What is quantum mechanics trying to tell us?
- Classical physics did not require special interpretations. But quantum mechanics introduced a whole world of weirdness that begs for an interpretation.
- Indeed, quantum mechanics prompts the deepest questions about the nature of reality.
- What is quantum mechanics pointing to? Ultimately, the answer is that it points to us. It is trying to tell us what it means to be a subject embedded in the Universe.
Classical physics did not need any disclaimers. The kind of physics that was born with Isaac Newton and ruled until the early 1900s seemed pretty straightforward: Matter was like little billiard balls. It accelerated or decelerated when exposed to forces. None of this needed any special interpretations attached. The details could get messy, but there was nothing weird about it.
Then came quantum mechanics, and everything got weird really fast.
Quantum mechanics is the physics of atomic-scale phenomena, and it is the most successful theory we have ever developed. So why are there a thousand competing interpretations of the theory? Why does quantum mechanics need an interpretation at all?
What, fundamentally, is it trying to tell us?
Affairs of state
There are many weirdnesses in quantum physics — many ways it differs from the classical worldview of perfectly knowable particles with perfectly describable properties. The weirdness you focus on will tend to be the one that shapes your favorite interpretation.
But the weirdness that has stood out most, the one that has shaped the most interpretations, is the nature of “superpositions” and of measurement in quantum mechanics.

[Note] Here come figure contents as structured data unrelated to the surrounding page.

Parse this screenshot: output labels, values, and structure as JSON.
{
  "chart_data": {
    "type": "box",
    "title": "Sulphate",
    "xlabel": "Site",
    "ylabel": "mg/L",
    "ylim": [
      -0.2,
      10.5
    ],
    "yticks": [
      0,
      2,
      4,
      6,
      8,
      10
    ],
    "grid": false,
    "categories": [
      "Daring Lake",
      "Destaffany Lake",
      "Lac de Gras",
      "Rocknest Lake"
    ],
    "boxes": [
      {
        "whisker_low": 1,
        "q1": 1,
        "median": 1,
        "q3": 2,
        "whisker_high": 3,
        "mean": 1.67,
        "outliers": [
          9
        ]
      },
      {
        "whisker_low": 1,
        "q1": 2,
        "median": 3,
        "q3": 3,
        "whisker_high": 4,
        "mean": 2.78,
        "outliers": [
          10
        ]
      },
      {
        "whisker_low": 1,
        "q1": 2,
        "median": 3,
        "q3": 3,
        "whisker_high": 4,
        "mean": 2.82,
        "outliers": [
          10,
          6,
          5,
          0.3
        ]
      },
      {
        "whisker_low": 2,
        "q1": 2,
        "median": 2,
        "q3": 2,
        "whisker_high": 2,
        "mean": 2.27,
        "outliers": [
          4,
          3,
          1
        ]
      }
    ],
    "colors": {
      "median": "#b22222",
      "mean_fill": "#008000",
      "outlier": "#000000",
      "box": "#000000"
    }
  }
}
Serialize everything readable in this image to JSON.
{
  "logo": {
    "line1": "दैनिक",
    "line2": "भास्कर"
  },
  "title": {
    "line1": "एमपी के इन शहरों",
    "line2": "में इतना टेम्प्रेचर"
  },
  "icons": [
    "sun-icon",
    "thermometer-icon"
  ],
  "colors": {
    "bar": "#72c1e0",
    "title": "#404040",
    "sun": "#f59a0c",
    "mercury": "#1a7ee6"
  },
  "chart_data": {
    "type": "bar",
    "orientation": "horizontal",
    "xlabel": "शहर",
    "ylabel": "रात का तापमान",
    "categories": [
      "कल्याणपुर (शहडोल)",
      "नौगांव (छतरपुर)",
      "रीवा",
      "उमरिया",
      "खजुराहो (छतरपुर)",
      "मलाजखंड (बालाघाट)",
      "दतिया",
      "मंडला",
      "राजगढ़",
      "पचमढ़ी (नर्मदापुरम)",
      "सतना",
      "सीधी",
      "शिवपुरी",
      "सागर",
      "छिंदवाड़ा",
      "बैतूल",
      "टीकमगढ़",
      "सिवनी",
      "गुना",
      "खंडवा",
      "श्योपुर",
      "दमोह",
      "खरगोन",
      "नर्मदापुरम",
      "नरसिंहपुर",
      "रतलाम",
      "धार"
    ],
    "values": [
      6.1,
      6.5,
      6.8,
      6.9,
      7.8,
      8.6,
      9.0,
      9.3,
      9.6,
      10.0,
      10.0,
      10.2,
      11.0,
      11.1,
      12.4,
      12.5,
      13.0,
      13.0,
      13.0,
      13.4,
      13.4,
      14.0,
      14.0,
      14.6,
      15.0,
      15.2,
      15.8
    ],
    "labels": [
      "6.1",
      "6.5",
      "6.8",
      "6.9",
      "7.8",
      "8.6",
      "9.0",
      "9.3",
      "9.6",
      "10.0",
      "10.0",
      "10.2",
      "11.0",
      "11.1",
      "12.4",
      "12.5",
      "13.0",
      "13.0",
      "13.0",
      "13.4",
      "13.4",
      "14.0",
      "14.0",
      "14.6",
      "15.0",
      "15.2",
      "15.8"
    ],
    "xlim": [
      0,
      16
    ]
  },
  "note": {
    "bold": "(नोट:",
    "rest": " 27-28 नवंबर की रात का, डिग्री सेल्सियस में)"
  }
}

Everything in physics comes down to the description of what we call the state. In classical physics, the state of a particle was just its position and momentum. (Momentum is related to velocity.) The position and velocity could be known with as much accuracy as your equipment allowed. Most important, the state was never connected to making a measurement — you never had to look at the particle. But quantum mechanics forces us to think about the state in a very different way.
In quantum physics, the state represents the possible outcomes of measurements. Imagine you have a particle in a box, and the box has two accessible chambers. Before a measurement is made, the quantum state is in a “superposition,” with one term for the particle being in the first chamber and another term for the particle being in the second chamber. Both terms exist at the same time in the quantum state. It is only after a measurement is made that the superposition is said to “collapse,” and the state has only one term — the one that corresponds to seeing the particle in the first or the second chamber.
What quantum mechanics points to
So, what is going on here? How can a particle be in two places at the same time? This is also akin to asking whether particles have properties in and of themselves. Why should making a measurement change anything? And what exactly is a measurement? Do you need a person to make a measurement, or can you say that any interaction at all with the rest of the world is a measurement?
These kinds of questions have spawned a library’s worth of so-called quantum interpretations. Some of them try to preserve the classical worldview by finding some way to minimize the role of measurement and preserve the reality of the quantum state. Here, “reality” means that the state describes the world by itself, without any reference to us. At the extreme end of these is the “Many Worlds Interpretation,” which makes each possibility in the quantum state a parallel Universe that will be realized when a quantum event — a measurement — happens.
This kind of interpretation is, to me, a mistake. My reasons for saying this are simple.
When the inventors of quantum mechanics broke with classical physics in the first few decades of the 1900s, they were doing what creative physicists do best. They were finding new ways to predict the results of experiments by creatively building off the old physics while extending it in ways that embraced new behaviors seen in the laboratory. That took them in a direction where measurement began to play a central role in the description of physics as a whole. Again and again, quantum mechanics has shown that at the heart of its many weirdnesses is the role played by someone acting on the world to gain information. That to me is the central lesson quantum mechanics has been trying to teach us: That we are involved, in some way, in the description of the science we do.
Now to be clear, I am not arguing that “the observer affects the observed,” or that physics needs a place for some kind of Cosmic Mind, or that consciousness reaches into the apparatus and changes things. There are much more subtle and interesting ways of hearing what quantum mechanics is trying to say to us. This is one reason I find much to like in the interpretation called QBism.
What matters is trying to see into the heart of the issue. After all, when all is said and done, what is quantum mechanics pointing to? The answer is that it points to us. It is trying to tell us what it means to be a subject embedded in the Universe, doing this amazing thing called science. To me that is just as exciting as a story about a “God’s eye” view of the Universe.